Kritik
''Nina Wolf verkörpert die namenlos bleibende Erzählerin mädchenhaft und zerbrechlich in kurzer Jeans und im roten, armfreien Pullover. Ihre Figur lässt emotional eigene Gedankenwelten laut kreisen. Sie fragt sich, wo der Auslöser ihrer Krise gewesen sein könnte und warum sie sich in dieser Situation befindet. Sie widmet sich gedanklich den Unsicherheiten des Lebens, sinniert über das Altern und stellt sich existentiellen Verlusterfahrungen. Eine starke Szene ist es, wenn sie die mögliche Selbstlosigkeit ihrer Großmütter beklagt. Eine Großmutter habe über sie gesagt, sie sei kompliziert und benötige noch viel Zeit für sich selbst. Ihre Schwester sei dagegen „einfach“. Die junge Frau überlegt, ob das echtes Bedauern war, oder gar ein verstecktes Kompliment?
Weniger sensibel und nachdenklich wirkt hingegen ihr eigenwilliger Begleiter und regelmäßig auftauchendes Gegenüber, der spielfreudige Hase - Sebastian Reiß verkörpert ihn mit großen Hasenohren und später einer Hasenmaske. Er turnt um die Protagonistin herum, flachst ausgelassen. Er bietet der Ich-Erzählerin einen Lolli an und genehmigt sich selbst einen. Prompt beißt er seinen Lutscher ab und muss kurz schlucken. Er lenkt die Protagonistin ab, indem er ihr auch einen Fisch an einer Angelschnur oder ein Fernrohr reicht.
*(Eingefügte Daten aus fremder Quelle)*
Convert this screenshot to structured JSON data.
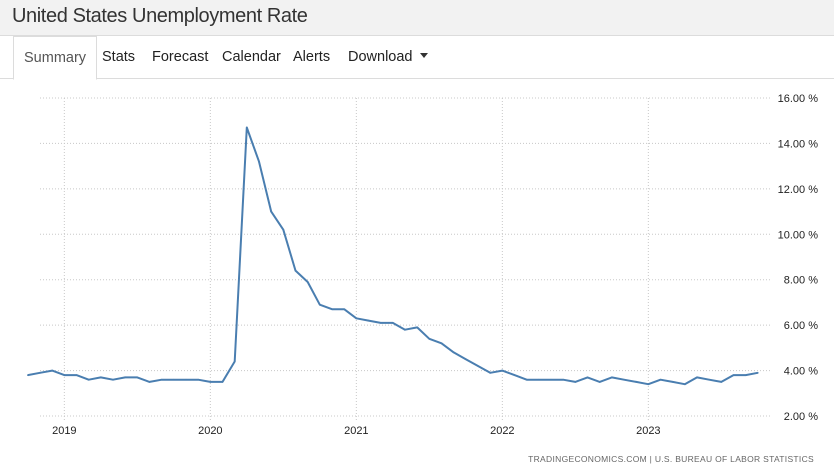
{
  "page": {
    "title": "United States Unemployment Rate"
  },
  "tabs": [
    {
      "label": "Summary"
    },
    {
      "label": "Stats"
    },
    {
      "label": "Forecast"
    },
    {
      "label": "Calendar"
    },
    {
      "label": "Alerts"
    },
    {
      "label": "Download"
    }
  ],
  "source": {
    "text": "TRADINGECONOMICS.COM  |  U.S. BUREAU OF LABOR STATISTICS"
  },
  "colors": {
    "line": "#4a7eb0",
    "grid": "#c8c8c8"
  },
  "chart_data": {
    "type": "line",
    "title": "",
    "xlabel": "",
    "ylabel": "",
    "grid": true,
    "ylim": [
      2,
      16
    ],
    "yticks": [
      2,
      4,
      6,
      8,
      10,
      12,
      14,
      16
    ],
    "ytick_labels": [
      "2.00 %",
      "4.00 %",
      "6.00 %",
      "8.00 %",
      "10.00 %",
      "12.00 %",
      "14.00 %",
      "16.00 %"
    ],
    "xtick_labels": [
      "2019",
      "2020",
      "2021",
      "2022",
      "2023"
    ],
    "xticks": [
      "2019-01",
      "2020-01",
      "2021-01",
      "2022-01",
      "2023-01"
    ],
    "xlim": [
      "2018-11",
      "2023-11"
    ],
    "series": [
      {
        "name": "",
        "x": [
          "2018-10",
          "2018-11",
          "2018-12",
          "2019-01",
          "2019-02",
          "2019-03",
          "2019-04",
          "2019-05",
          "2019-06",
          "2019-07",
          "2019-08",
          "2019-09",
          "2019-10",
          "2019-11",
          "2019-12",
          "2020-01",
          "2020-02",
          "2020-03",
          "2020-04",
          "2020-05",
          "2020-06",
          "2020-07",
          "2020-08",
          "2020-09",
          "2020-10",
          "2020-11",
          "2020-12",
          "2021-01",
          "2021-02",
          "2021-03",
          "2021-04",
          "2021-05",
          "2021-06",
          "2021-07",
          "2021-08",
          "2021-09",
          "2021-10",
          "2021-11",
          "2021-12",
          "2022-01",
          "2022-02",
          "2022-03",
          "2022-04",
          "2022-05",
          "2022-06",
          "2022-07",
          "2022-08",
          "2022-09",
          "2022-10",
          "2022-11",
          "2022-12",
          "2023-01",
          "2023-02",
          "2023-03",
          "2023-04",
          "2023-05",
          "2023-06",
          "2023-07",
          "2023-08",
          "2023-09",
          "2023-10"
        ],
        "values": [
          3.8,
          3.9,
          4.0,
          3.8,
          3.8,
          3.6,
          3.7,
          3.6,
          3.7,
          3.7,
          3.5,
          3.6,
          3.6,
          3.6,
          3.6,
          3.5,
          3.5,
          4.4,
          14.7,
          13.2,
          11.0,
          10.2,
          8.4,
          7.9,
          6.9,
          6.7,
          6.7,
          6.3,
          6.2,
          6.1,
          6.1,
          5.8,
          5.9,
          5.4,
          5.2,
          4.8,
          4.5,
          4.2,
          3.9,
          4.0,
          3.8,
          3.6,
          3.6,
          3.6,
          3.6,
          3.5,
          3.7,
          3.5,
          3.7,
          3.6,
          3.5,
          3.4,
          3.6,
          3.5,
          3.4,
          3.7,
          3.6,
          3.5,
          3.8,
          3.8,
          3.9
        ]
      }
    ]
  }
}
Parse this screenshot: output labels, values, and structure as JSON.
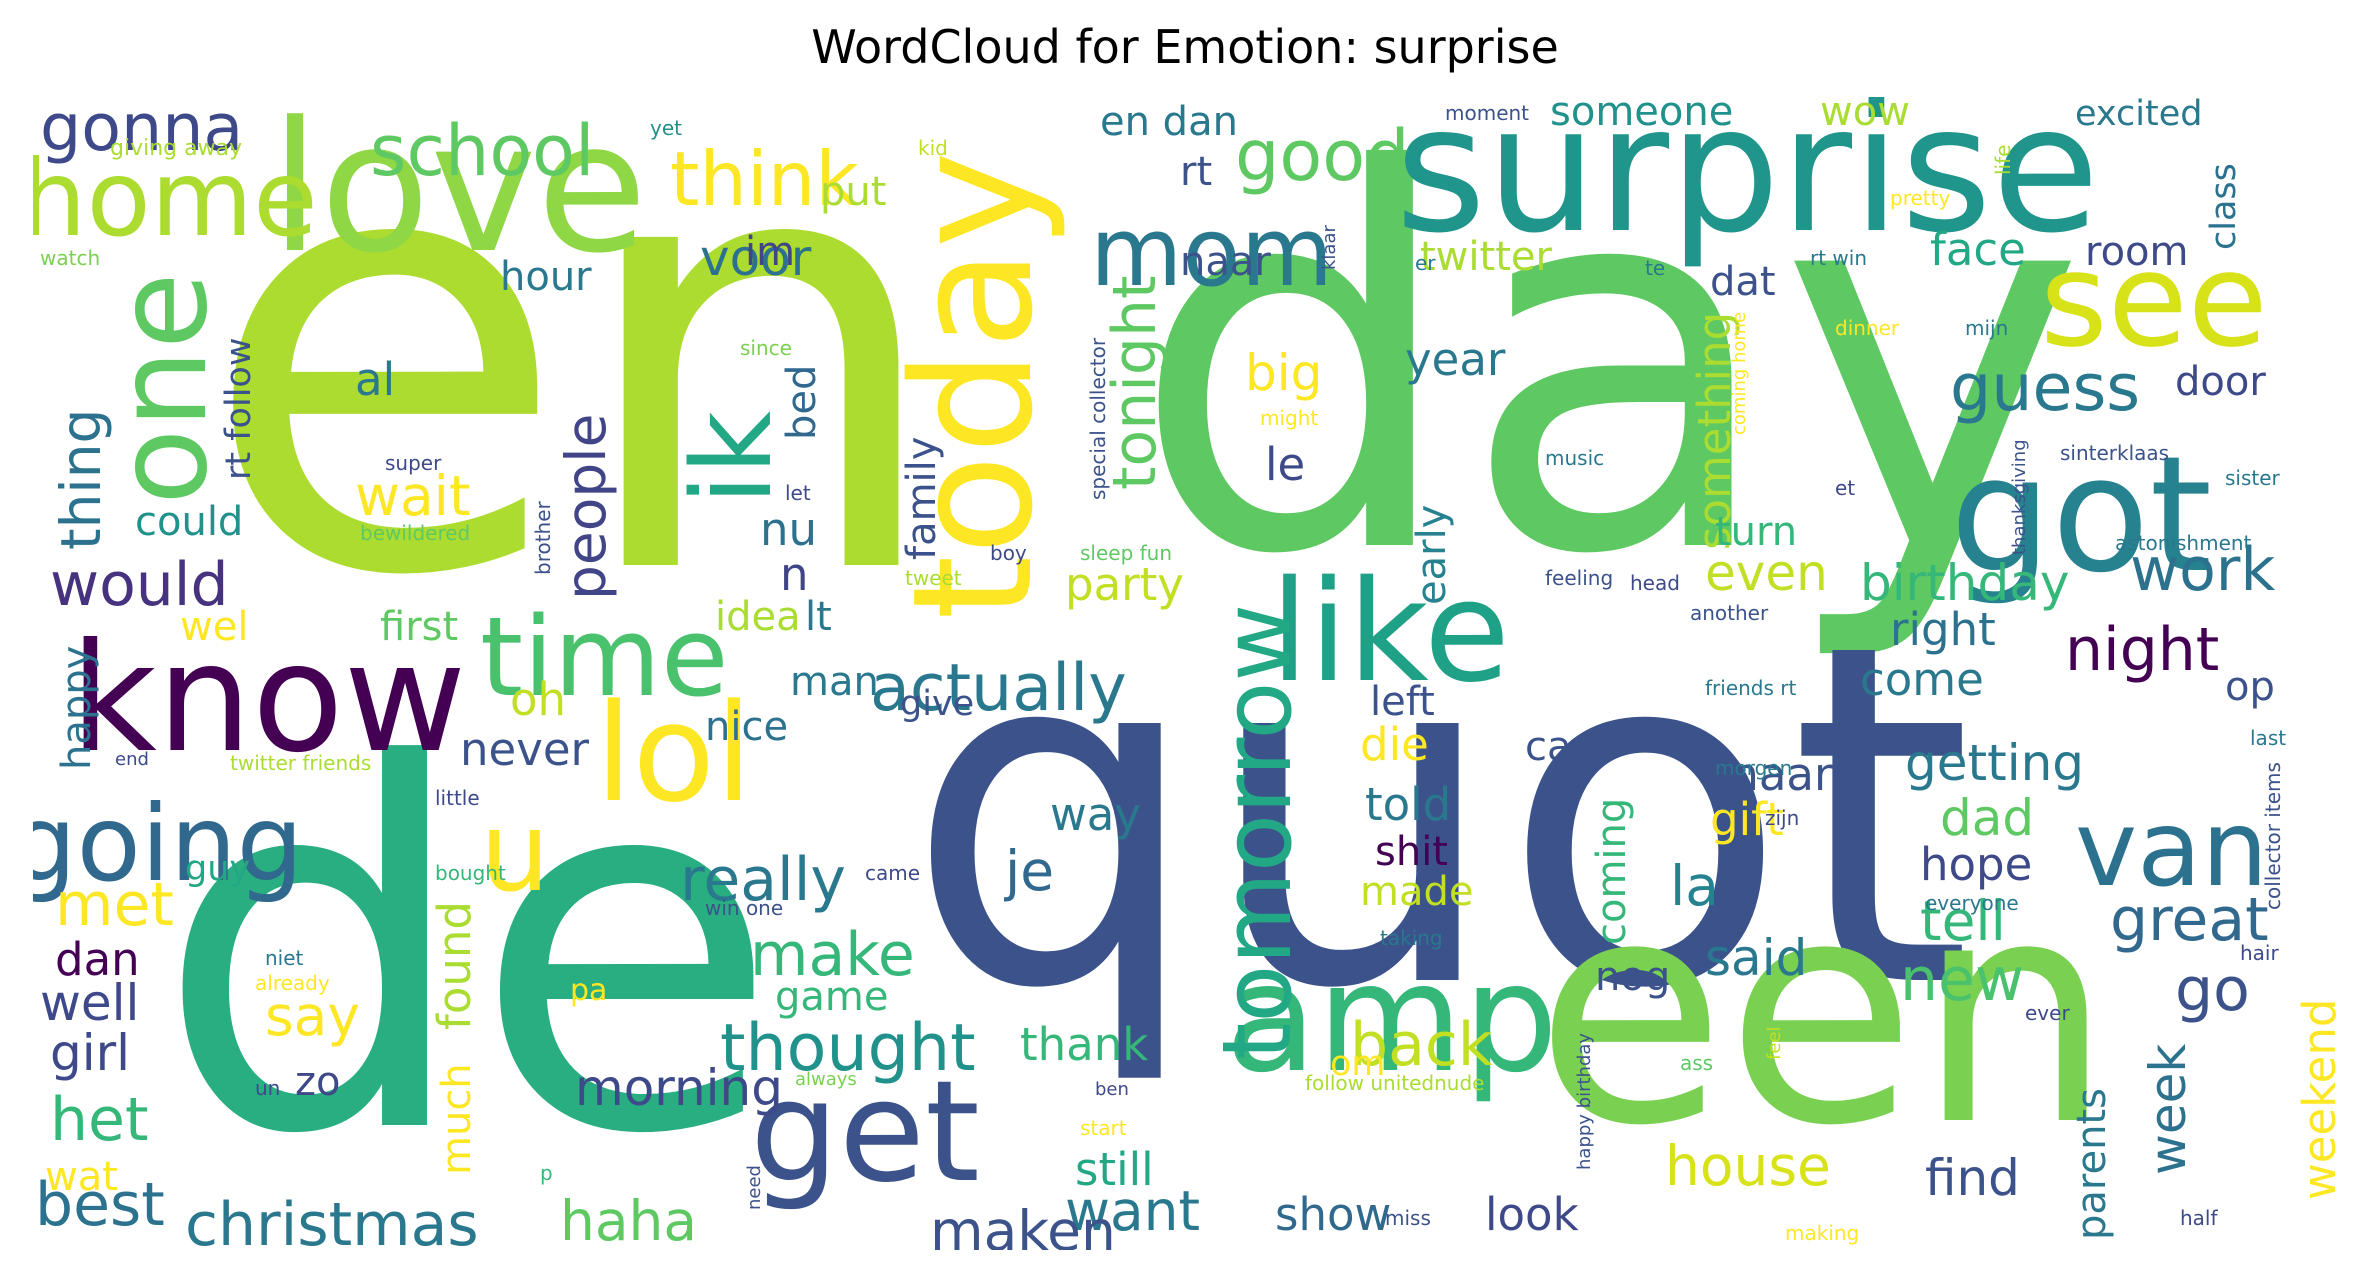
{
  "title": "WordCloud for Emotion: surprise",
  "palette": [
    "#440154",
    "#3b528b",
    "#21918c",
    "#28ae80",
    "#5ec962",
    "#addc30",
    "#fde725"
  ],
  "words": [
    {
      "text": "en",
      "color": "#addc30"
    },
    {
      "text": "day",
      "color": "#5ec962"
    },
    {
      "text": "quot",
      "color": "#3b528b"
    },
    {
      "text": "de",
      "color": "#28ae80"
    },
    {
      "text": "een",
      "color": "#7ad151"
    },
    {
      "text": "surprise",
      "color": "#1f958b"
    },
    {
      "text": "love",
      "color": "#8fd744"
    },
    {
      "text": "know",
      "color": "#440154"
    },
    {
      "text": "today",
      "color": "#fde725"
    },
    {
      "text": "got",
      "color": "#26828e"
    },
    {
      "text": "see",
      "color": "#d8e219"
    },
    {
      "text": "amp",
      "color": "#35b779"
    },
    {
      "text": "get",
      "color": "#3b528b"
    },
    {
      "text": "like",
      "color": "#1fa187"
    },
    {
      "text": "one",
      "color": "#5ec962"
    },
    {
      "text": "lol",
      "color": "#fde725"
    },
    {
      "text": "time",
      "color": "#4ac16d"
    },
    {
      "text": "home",
      "color": "#addc30"
    },
    {
      "text": "going",
      "color": "#31688e"
    },
    {
      "text": "u",
      "color": "#fde725"
    },
    {
      "text": "van",
      "color": "#2c728e"
    },
    {
      "text": "mom",
      "color": "#2a788e"
    },
    {
      "text": "ik",
      "color": "#22a884"
    },
    {
      "text": "tomorrow",
      "color": "#22a884"
    },
    {
      "text": "school",
      "color": "#5ec962"
    },
    {
      "text": "good",
      "color": "#5ec962"
    },
    {
      "text": "think",
      "color": "#fde725"
    },
    {
      "text": "gonna",
      "color": "#3e4989"
    },
    {
      "text": "guess",
      "color": "#2a788e"
    },
    {
      "text": "actually",
      "color": "#2a788e"
    },
    {
      "text": "tonight",
      "color": "#5ec962"
    },
    {
      "text": "really",
      "color": "#2a788e"
    },
    {
      "text": "great",
      "color": "#31688e"
    },
    {
      "text": "people",
      "color": "#414487"
    },
    {
      "text": "work",
      "color": "#2c728e"
    },
    {
      "text": "would",
      "color": "#46327e"
    },
    {
      "text": "thought",
      "color": "#21918c"
    },
    {
      "text": "night",
      "color": "#440154"
    },
    {
      "text": "christmas",
      "color": "#2a788e"
    },
    {
      "text": "haha",
      "color": "#5ec962"
    },
    {
      "text": "back",
      "color": "#c2df23"
    },
    {
      "text": "want",
      "color": "#2a788e"
    },
    {
      "text": "best",
      "color": "#2c728e"
    },
    {
      "text": "make",
      "color": "#35b779"
    },
    {
      "text": "je",
      "color": "#31688e"
    },
    {
      "text": "la",
      "color": "#26828e"
    },
    {
      "text": "new",
      "color": "#4ac16d"
    },
    {
      "text": "go",
      "color": "#3b528b"
    },
    {
      "text": "wait",
      "color": "#fde725"
    },
    {
      "text": "voor",
      "color": "#2c728e"
    },
    {
      "text": "thing",
      "color": "#2c728e"
    },
    {
      "text": "birthday",
      "color": "#35b779"
    },
    {
      "text": "something",
      "color": "#aadc32"
    },
    {
      "text": "even",
      "color": "#c2df23"
    },
    {
      "text": "maken",
      "color": "#3b528b"
    },
    {
      "text": "morning",
      "color": "#3e4989"
    },
    {
      "text": "house",
      "color": "#d8e219"
    },
    {
      "text": "find",
      "color": "#3b528b"
    },
    {
      "text": "het",
      "color": "#35b779"
    },
    {
      "text": "met",
      "color": "#fde725"
    },
    {
      "text": "girl",
      "color": "#3e4989"
    },
    {
      "text": "well",
      "color": "#3e4989"
    },
    {
      "text": "dan",
      "color": "#440154"
    },
    {
      "text": "say",
      "color": "#fde725"
    },
    {
      "text": "said",
      "color": "#2a788e"
    },
    {
      "text": "tell",
      "color": "#35b779"
    },
    {
      "text": "hope",
      "color": "#3e4989"
    },
    {
      "text": "dad",
      "color": "#5ec962"
    },
    {
      "text": "getting",
      "color": "#2a788e"
    },
    {
      "text": "maar",
      "color": "#3b528b"
    },
    {
      "text": "week",
      "color": "#2c728e"
    },
    {
      "text": "weekend",
      "color": "#fde725"
    },
    {
      "text": "parents",
      "color": "#2a788e"
    },
    {
      "text": "still",
      "color": "#22a884"
    },
    {
      "text": "show",
      "color": "#31688e"
    },
    {
      "text": "look",
      "color": "#3e4989"
    },
    {
      "text": "thank",
      "color": "#35b779"
    },
    {
      "text": "party",
      "color": "#c2df23"
    },
    {
      "text": "big",
      "color": "#fde725"
    },
    {
      "text": "year",
      "color": "#2a788e"
    },
    {
      "text": "le",
      "color": "#3e4989"
    },
    {
      "text": "early",
      "color": "#26828e"
    },
    {
      "text": "turn",
      "color": "#35b779"
    },
    {
      "text": "right",
      "color": "#2c728e"
    },
    {
      "text": "come",
      "color": "#2a788e"
    },
    {
      "text": "op",
      "color": "#3b528b"
    },
    {
      "text": "door",
      "color": "#3e4989"
    },
    {
      "text": "room",
      "color": "#3e4989"
    },
    {
      "text": "face",
      "color": "#22a884"
    },
    {
      "text": "dat",
      "color": "#3b528b"
    },
    {
      "text": "twitter",
      "color": "#aadc32"
    },
    {
      "text": "naar",
      "color": "#3b528b"
    },
    {
      "text": "rt",
      "color": "#3b528b"
    },
    {
      "text": "en dan",
      "color": "#2a788e"
    },
    {
      "text": "someone",
      "color": "#21918c"
    },
    {
      "text": "wow",
      "color": "#aadc32"
    },
    {
      "text": "excited",
      "color": "#2a788e"
    },
    {
      "text": "class",
      "color": "#2c728e"
    },
    {
      "text": "im",
      "color": "#414487"
    },
    {
      "text": "put",
      "color": "#aadc32"
    },
    {
      "text": "hour",
      "color": "#2a788e"
    },
    {
      "text": "al",
      "color": "#2a788e"
    },
    {
      "text": "nu",
      "color": "#2c728e"
    },
    {
      "text": "n",
      "color": "#414487"
    },
    {
      "text": "bed",
      "color": "#31688e"
    },
    {
      "text": "family",
      "color": "#3b528b"
    },
    {
      "text": "could",
      "color": "#21918c"
    },
    {
      "text": "rt follow",
      "color": "#3b528b"
    },
    {
      "text": "first",
      "color": "#5ec962"
    },
    {
      "text": "wel",
      "color": "#fde725"
    },
    {
      "text": "happy",
      "color": "#2c728e"
    },
    {
      "text": "oh",
      "color": "#c2df23"
    },
    {
      "text": "never",
      "color": "#3b528b"
    },
    {
      "text": "man",
      "color": "#2a788e"
    },
    {
      "text": "nice",
      "color": "#2c728e"
    },
    {
      "text": "idea",
      "color": "#aadc32"
    },
    {
      "text": "lt",
      "color": "#2a788e"
    },
    {
      "text": "give",
      "color": "#3b528b"
    },
    {
      "text": "left",
      "color": "#3b528b"
    },
    {
      "text": "die",
      "color": "#fde725"
    },
    {
      "text": "told",
      "color": "#2a788e"
    },
    {
      "text": "shit",
      "color": "#440154"
    },
    {
      "text": "made",
      "color": "#c2df23"
    },
    {
      "text": "coming",
      "color": "#35b779"
    },
    {
      "text": "car",
      "color": "#3b528b"
    },
    {
      "text": "gift",
      "color": "#fde725"
    },
    {
      "text": "nog",
      "color": "#3b528b"
    },
    {
      "text": "game",
      "color": "#35b779"
    },
    {
      "text": "way",
      "color": "#2a788e"
    },
    {
      "text": "om",
      "color": "#fde725"
    },
    {
      "text": "found",
      "color": "#aadc32"
    },
    {
      "text": "much",
      "color": "#fde725"
    },
    {
      "text": "zo",
      "color": "#3e4989"
    },
    {
      "text": "wat",
      "color": "#fde725"
    },
    {
      "text": "guy",
      "color": "#22a884"
    },
    {
      "text": "pa",
      "color": "#fde725"
    },
    {
      "text": "yet",
      "color": "#21918c"
    },
    {
      "text": "kid",
      "color": "#c2df23"
    },
    {
      "text": "giving away",
      "color": "#aadc32"
    },
    {
      "text": "watch",
      "color": "#7ad151"
    },
    {
      "text": "since",
      "color": "#7ad151"
    },
    {
      "text": "super",
      "color": "#3e4989"
    },
    {
      "text": "let",
      "color": "#3e4989"
    },
    {
      "text": "bewildered",
      "color": "#5ec962"
    },
    {
      "text": "brother",
      "color": "#3b528b"
    },
    {
      "text": "boy",
      "color": "#3e4989"
    },
    {
      "text": "sleep fun",
      "color": "#5ec962"
    },
    {
      "text": "special collector",
      "color": "#3b528b"
    },
    {
      "text": "tweet",
      "color": "#aadc32"
    },
    {
      "text": "end",
      "color": "#3e4989"
    },
    {
      "text": "twitter friends",
      "color": "#aadc32"
    },
    {
      "text": "little",
      "color": "#3e4989"
    },
    {
      "text": "bought",
      "color": "#35b779"
    },
    {
      "text": "win one",
      "color": "#3b528b"
    },
    {
      "text": "came",
      "color": "#3e4989"
    },
    {
      "text": "niet",
      "color": "#2a788e"
    },
    {
      "text": "already",
      "color": "#fde725"
    },
    {
      "text": "un",
      "color": "#3e4989"
    },
    {
      "text": "always",
      "color": "#7ad151"
    },
    {
      "text": "p",
      "color": "#35b779"
    },
    {
      "text": "need",
      "color": "#3b528b"
    },
    {
      "text": "ben",
      "color": "#3e4989"
    },
    {
      "text": "start",
      "color": "#fde725"
    },
    {
      "text": "follow unitednude",
      "color": "#aadc32"
    },
    {
      "text": "ass",
      "color": "#5ec962"
    },
    {
      "text": "miss",
      "color": "#3b528b"
    },
    {
      "text": "making",
      "color": "#fde725"
    },
    {
      "text": "moment",
      "color": "#3b528b"
    },
    {
      "text": "klaar",
      "color": "#3b528b"
    },
    {
      "text": "er",
      "color": "#2a788e"
    },
    {
      "text": "te",
      "color": "#2a788e"
    },
    {
      "text": "rt win",
      "color": "#2a788e"
    },
    {
      "text": "life",
      "color": "#aadc32"
    },
    {
      "text": "pretty",
      "color": "#fde725"
    },
    {
      "text": "dinner",
      "color": "#fde725"
    },
    {
      "text": "mijn",
      "color": "#2a788e"
    },
    {
      "text": "might",
      "color": "#fde725"
    },
    {
      "text": "coming home",
      "color": "#fde725"
    },
    {
      "text": "sinterklaas",
      "color": "#3b528b"
    },
    {
      "text": "music",
      "color": "#2a788e"
    },
    {
      "text": "et",
      "color": "#3e4989"
    },
    {
      "text": "sister",
      "color": "#2a788e"
    },
    {
      "text": "thanksgiving",
      "color": "#3b528b"
    },
    {
      "text": "astonishment",
      "color": "#2a788e"
    },
    {
      "text": "feeling",
      "color": "#3b528b"
    },
    {
      "text": "head",
      "color": "#3e4989"
    },
    {
      "text": "another",
      "color": "#3b528b"
    },
    {
      "text": "friends rt",
      "color": "#2a788e"
    },
    {
      "text": "collector items",
      "color": "#3b528b"
    },
    {
      "text": "last",
      "color": "#2a788e"
    },
    {
      "text": "morgen",
      "color": "#2a788e"
    },
    {
      "text": "zijn",
      "color": "#3e4989"
    },
    {
      "text": "everyone",
      "color": "#2a788e"
    },
    {
      "text": "taking",
      "color": "#2a788e"
    },
    {
      "text": "hair",
      "color": "#3e4989"
    },
    {
      "text": "happy birthday",
      "color": "#3b528b"
    },
    {
      "text": "ever",
      "color": "#3e4989"
    },
    {
      "text": "feel",
      "color": "#c2df23"
    },
    {
      "text": "half",
      "color": "#3e4989"
    }
  ]
}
Er konfrontiert sie dabei mitunter auch frech mit einer Sinnlosigkeit ihrer Reflexionen.
Über weite Strecken trägt Nina Wolf die Aufführung, wenn sie ihre Erzählerin sinnlich gestaltet und mal ebenso stimmungsvoll wie traurig ihren Kopf in einen Blumenkasten ablegt. Sie ergeht sich dabei in einem Strudel an Erinnerungen. Die textflächenartige Reise durch eine familiäre Vergangenheit ist von der Liebe zu den Großmüttern geprägt. Weniger spannend wird es, wenn die Erzählerin ihre Aufmerksamkeit liebevoll alleine dem Hasen zuwendet.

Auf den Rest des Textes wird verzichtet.